I have four instruments, where I’ve written parts in closed voicing. Now I want to convert it to drop 2.
Select the second line, cut it
Select the third and fourth lines, and move to staff above
Paste into the now-empty fourth line, and move it down an octave
I found the “paste special->swap” function. I’m wondering if there’s a similar function to “rotate” selected notes, so the top-most line gets moved to the bottom line. Basically, automating everything except for the octave shift.
On a regular basis issues pop up on this forum that are often easily accomplished using the competition. In the fullness of time I’m sure Dorico will provide native solutions for most of these cases, but in the meantime, if at all possible, use the competition for what it’s worth, and rely on Dorico’s already EXCELLENT MusicXML import functionality to get the results back into Dorico. (In the present case I’d check out Mr.

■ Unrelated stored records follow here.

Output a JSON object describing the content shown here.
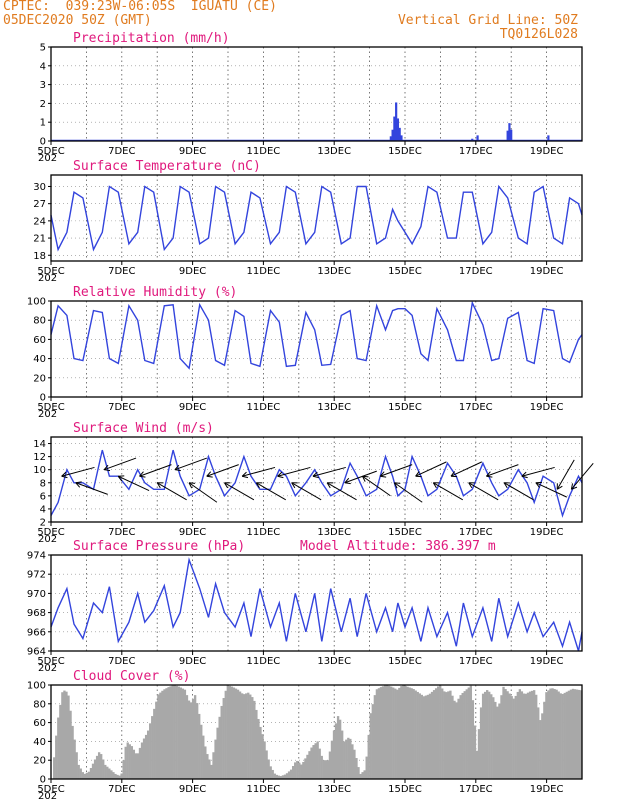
{
  "header": {
    "line1": "CPTEC:  039:23W-06:05S  IGUATU (CE)",
    "line2": "05DEC2020 50Z (GMT)",
    "right1": "Vertical Grid Line: 50Z",
    "right2": "TQ0126L028"
  },
  "colors": {
    "header": "#e07b1f",
    "title": "#e0197d",
    "series": "#3344dd",
    "cloud": "#a8a8a8"
  },
  "x_axis": {
    "start_day": 5,
    "end_day": 20,
    "tick_labels": [
      "5DEC",
      "7DEC",
      "9DEC",
      "11DEC",
      "13DEC",
      "15DEC",
      "17DEC",
      "19DEC"
    ],
    "tick_days": [
      5,
      7,
      9,
      11,
      13,
      15,
      17,
      19
    ],
    "year_stub": "202"
  },
  "chart_data": [
    {
      "type": "bar",
      "title": "Precipitation (mm/h)",
      "ylim": [
        0,
        5
      ],
      "yticks": [
        "0",
        "1",
        "2",
        "3",
        "4",
        "5"
      ],
      "x": [
        14.6,
        14.65,
        14.7,
        14.75,
        14.8,
        14.85,
        14.9,
        16.9,
        17.05,
        17.9,
        17.95,
        18.0,
        19.05
      ],
      "values": [
        0.25,
        0.6,
        1.3,
        2.05,
        1.2,
        0.7,
        0.3,
        0.12,
        0.3,
        0.55,
        0.95,
        0.6,
        0.3
      ]
    },
    {
      "type": "line",
      "title": "Surface Temperature (nC)",
      "ylim": [
        17,
        32
      ],
      "yticks": [
        "18",
        "21",
        "24",
        "27",
        "30"
      ],
      "x": [
        5.0,
        5.2,
        5.45,
        5.65,
        5.9,
        6.2,
        6.45,
        6.65,
        6.9,
        7.2,
        7.45,
        7.65,
        7.9,
        8.2,
        8.45,
        8.65,
        8.9,
        9.2,
        9.45,
        9.65,
        9.9,
        10.2,
        10.45,
        10.65,
        10.9,
        11.2,
        11.45,
        11.65,
        11.9,
        12.2,
        12.45,
        12.65,
        12.9,
        13.2,
        13.45,
        13.65,
        13.9,
        14.2,
        14.45,
        14.65,
        14.8,
        15.0,
        15.2,
        15.45,
        15.65,
        15.9,
        16.2,
        16.45,
        16.65,
        16.9,
        17.2,
        17.45,
        17.65,
        17.9,
        18.2,
        18.45,
        18.65,
        18.9,
        19.2,
        19.45,
        19.65,
        19.9,
        20.0
      ],
      "values": [
        25,
        19,
        22,
        29,
        28,
        19,
        22,
        30,
        29,
        20,
        22,
        30,
        29,
        19,
        21,
        30,
        29,
        20,
        21,
        30,
        29,
        20,
        22,
        29,
        28,
        20,
        22,
        30,
        29,
        20,
        22,
        30,
        29,
        20,
        21,
        30,
        30,
        20,
        21,
        26,
        24,
        22,
        20,
        23,
        30,
        29,
        21,
        21,
        29,
        29,
        20,
        22,
        30,
        28,
        21,
        20,
        29,
        30,
        21,
        20,
        28,
        27,
        25
      ]
    },
    {
      "type": "line",
      "title": "Relative Humidity (%)",
      "ylim": [
        0,
        100
      ],
      "yticks": [
        "0",
        "20",
        "40",
        "60",
        "80",
        "100"
      ],
      "x": [
        5.0,
        5.2,
        5.45,
        5.65,
        5.9,
        6.2,
        6.45,
        6.65,
        6.9,
        7.2,
        7.45,
        7.65,
        7.9,
        8.2,
        8.45,
        8.65,
        8.9,
        9.2,
        9.45,
        9.65,
        9.9,
        10.2,
        10.45,
        10.65,
        10.9,
        11.2,
        11.45,
        11.65,
        11.9,
        12.2,
        12.45,
        12.65,
        12.9,
        13.2,
        13.45,
        13.65,
        13.9,
        14.2,
        14.45,
        14.65,
        14.8,
        15.0,
        15.2,
        15.45,
        15.65,
        15.9,
        16.2,
        16.45,
        16.65,
        16.9,
        17.2,
        17.45,
        17.65,
        17.9,
        18.2,
        18.45,
        18.65,
        18.9,
        19.2,
        19.45,
        19.65,
        19.9,
        20.0
      ],
      "values": [
        65,
        95,
        85,
        40,
        38,
        90,
        88,
        40,
        35,
        95,
        80,
        38,
        35,
        95,
        96,
        40,
        30,
        96,
        80,
        38,
        33,
        90,
        84,
        35,
        32,
        90,
        78,
        32,
        33,
        88,
        70,
        33,
        34,
        85,
        90,
        40,
        38,
        95,
        70,
        90,
        92,
        92,
        85,
        45,
        38,
        92,
        70,
        38,
        38,
        98,
        75,
        38,
        40,
        82,
        88,
        38,
        35,
        92,
        90,
        40,
        36,
        60,
        65
      ]
    },
    {
      "type": "line",
      "title": "Surface Wind (m/s)",
      "ylim": [
        2,
        15
      ],
      "yticks": [
        "2",
        "4",
        "6",
        "8",
        "10",
        "12",
        "14"
      ],
      "x": [
        5.0,
        5.2,
        5.45,
        5.65,
        5.9,
        6.2,
        6.45,
        6.65,
        6.9,
        7.2,
        7.45,
        7.65,
        7.9,
        8.2,
        8.45,
        8.65,
        8.9,
        9.2,
        9.45,
        9.65,
        9.9,
        10.2,
        10.45,
        10.65,
        10.9,
        11.2,
        11.45,
        11.65,
        11.9,
        12.2,
        12.45,
        12.65,
        12.9,
        13.2,
        13.45,
        13.65,
        13.9,
        14.2,
        14.45,
        14.65,
        14.8,
        15.0,
        15.2,
        15.45,
        15.65,
        15.9,
        16.2,
        16.45,
        16.65,
        16.9,
        17.2,
        17.45,
        17.65,
        17.9,
        18.2,
        18.45,
        18.65,
        18.9,
        19.2,
        19.45,
        19.65,
        19.9,
        20.0
      ],
      "values": [
        3,
        5,
        10,
        8,
        8,
        7,
        13,
        9,
        9,
        7,
        10,
        8,
        7,
        7,
        13,
        9,
        6,
        7,
        12,
        9,
        6,
        8,
        12,
        9,
        7,
        7,
        10,
        9,
        6,
        8,
        10,
        8,
        6,
        7,
        11,
        9,
        6,
        7,
        12,
        9,
        6,
        7,
        12,
        9,
        6,
        7,
        11,
        9,
        6,
        7,
        11,
        8,
        6,
        7,
        10,
        8,
        5,
        9,
        8,
        3,
        6,
        9,
        8
      ],
      "arrow_days": [
        5.3,
        5.7,
        6.5,
        6.9,
        7.5,
        8.0,
        8.5,
        8.9,
        9.4,
        9.9,
        10.4,
        10.8,
        11.4,
        11.8,
        12.4,
        12.8,
        13.3,
        13.8,
        14.3,
        14.7,
        15.3,
        15.8,
        16.3,
        16.8,
        17.3,
        17.8,
        18.3,
        18.7,
        19.3,
        19.7
      ],
      "arrow_speeds": [
        9,
        8,
        10,
        9,
        9,
        8,
        10,
        8,
        9,
        8,
        9,
        8,
        9,
        8,
        9,
        8,
        8,
        9,
        9,
        8,
        9,
        8,
        9,
        8,
        9,
        8,
        9,
        8,
        7,
        7
      ],
      "arrow_angles": [
        -15,
        20,
        -20,
        25,
        -20,
        30,
        -20,
        35,
        -20,
        30,
        -15,
        30,
        -15,
        30,
        -15,
        30,
        -20,
        35,
        -20,
        35,
        -25,
        30,
        -25,
        30,
        -20,
        30,
        -15,
        25,
        -60,
        -50
      ]
    },
    {
      "type": "line",
      "title": "Surface Pressure (hPa)",
      "annotation": "Model Altitude: 386.397 m",
      "ylim": [
        964,
        974
      ],
      "yticks": [
        "964",
        "966",
        "968",
        "970",
        "972",
        "974"
      ],
      "x": [
        5.0,
        5.2,
        5.45,
        5.65,
        5.9,
        6.2,
        6.45,
        6.65,
        6.9,
        7.2,
        7.45,
        7.65,
        7.9,
        8.2,
        8.45,
        8.65,
        8.9,
        9.2,
        9.45,
        9.65,
        9.9,
        10.2,
        10.45,
        10.65,
        10.9,
        11.2,
        11.45,
        11.65,
        11.9,
        12.2,
        12.45,
        12.65,
        12.9,
        13.2,
        13.45,
        13.65,
        13.9,
        14.2,
        14.45,
        14.65,
        14.8,
        15.0,
        15.2,
        15.45,
        15.65,
        15.9,
        16.2,
        16.45,
        16.65,
        16.9,
        17.2,
        17.45,
        17.65,
        17.9,
        18.2,
        18.45,
        18.65,
        18.9,
        19.2,
        19.45,
        19.65,
        19.9,
        20.0
      ],
      "values": [
        966.5,
        968.5,
        970.5,
        966.8,
        965.3,
        969,
        968,
        970.7,
        965,
        967,
        970,
        967,
        968.2,
        970.8,
        966.5,
        968,
        973.5,
        970.5,
        967.5,
        971,
        968,
        966.5,
        969,
        965.5,
        970.5,
        966.5,
        969,
        965,
        970,
        966,
        970,
        965,
        970.5,
        966,
        969.5,
        965.5,
        970,
        966,
        968.5,
        966,
        969,
        966.5,
        968.5,
        965,
        968.5,
        965.5,
        968,
        964.5,
        969,
        965.5,
        968.5,
        965,
        969.5,
        965.5,
        969,
        966,
        968,
        965.5,
        967,
        964.5,
        967,
        964,
        966
      ]
    },
    {
      "type": "area",
      "title": "Cloud Cover (%)",
      "ylim": [
        0,
        100
      ],
      "yticks": [
        "0",
        "20",
        "40",
        "60",
        "80",
        "100"
      ],
      "x": [
        5.0,
        5.15,
        5.3,
        5.45,
        5.6,
        5.75,
        5.9,
        6.05,
        6.2,
        6.35,
        6.5,
        6.65,
        6.8,
        6.95,
        7.1,
        7.25,
        7.4,
        7.55,
        7.7,
        7.85,
        8.0,
        8.15,
        8.3,
        8.45,
        8.6,
        8.75,
        8.9,
        9.05,
        9.2,
        9.35,
        9.5,
        9.65,
        9.8,
        9.95,
        10.1,
        10.25,
        10.4,
        10.55,
        10.7,
        10.85,
        11.0,
        11.15,
        11.3,
        11.45,
        11.6,
        11.75,
        11.9,
        12.05,
        12.2,
        12.35,
        12.5,
        12.65,
        12.8,
        12.95,
        13.1,
        13.25,
        13.4,
        13.55,
        13.7,
        13.85,
        14.0,
        14.15,
        14.3,
        14.45,
        14.6,
        14.75,
        14.9,
        15.05,
        15.2,
        15.35,
        15.5,
        15.65,
        15.8,
        15.95,
        16.1,
        16.25,
        16.4,
        16.55,
        16.7,
        16.85,
        17.0,
        17.15,
        17.3,
        17.45,
        17.6,
        17.75,
        17.9,
        18.05,
        18.2,
        18.35,
        18.5,
        18.65,
        18.8,
        18.95,
        19.1,
        19.25,
        19.4,
        19.55,
        19.7,
        19.85,
        20.0
      ],
      "values": [
        0,
        60,
        95,
        92,
        50,
        15,
        5,
        8,
        20,
        30,
        15,
        10,
        5,
        3,
        40,
        35,
        25,
        40,
        50,
        70,
        90,
        95,
        98,
        100,
        98,
        95,
        80,
        90,
        60,
        30,
        15,
        50,
        80,
        100,
        98,
        95,
        90,
        92,
        85,
        60,
        40,
        15,
        5,
        3,
        5,
        10,
        20,
        15,
        25,
        35,
        40,
        20,
        20,
        50,
        70,
        40,
        45,
        30,
        5,
        10,
        70,
        95,
        98,
        100,
        98,
        95,
        100,
        98,
        96,
        92,
        88,
        90,
        95,
        100,
        92,
        94,
        80,
        90,
        95,
        100,
        30,
        90,
        95,
        88,
        75,
        98,
        92,
        85,
        96,
        90,
        93,
        95,
        60,
        92,
        97,
        95,
        90,
        93,
        96,
        95,
        94
      ]
    }
  ]
}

Jari Williamson’s Staff Polyphony plugin…)
Incidentally, my method for doing this within Dorico is to write my chords on one stave (using a MIDI keyboard, though the Shift+I popover is useful too), then fix the voicing with the help of the note Filters. Then when the voicing’s correct (and articulation is in place etc.) I use the Paste Special > Explode function.
I can’t think of any method within Sibelius that’s quicker than that, and though I own the most recent version of Finale I’m way too slow with every other aspect of Finale to pursue the JW plugins.
I get what you’re saying… clearly there will be a threshold of difficulty to consider when choosing applications. In this case, doing the steps I showed in my first post is a lot easier than switching to another program, retyping everything, running a script, exporting to MusicXML, importing to Dorico, etc
I really like Dorico for writing. It still does the job better than the competition, in my experience.
That works well for homorhythmic parts, and where I don’t care to navigate the individual lines. And when I use multiple voices, I’m unable to navigate across a single voice smoothly (it often jumps from one voice to another – I think this is well-documented and will be addressed in the future).
I did experiment quite a bit with reducing and re-exploding, which turned out to be more trouble than it’s worth if there are multiple rhythms.
Anyway, thanks for weighing in. For now, my cut-and-paste deal does the trick.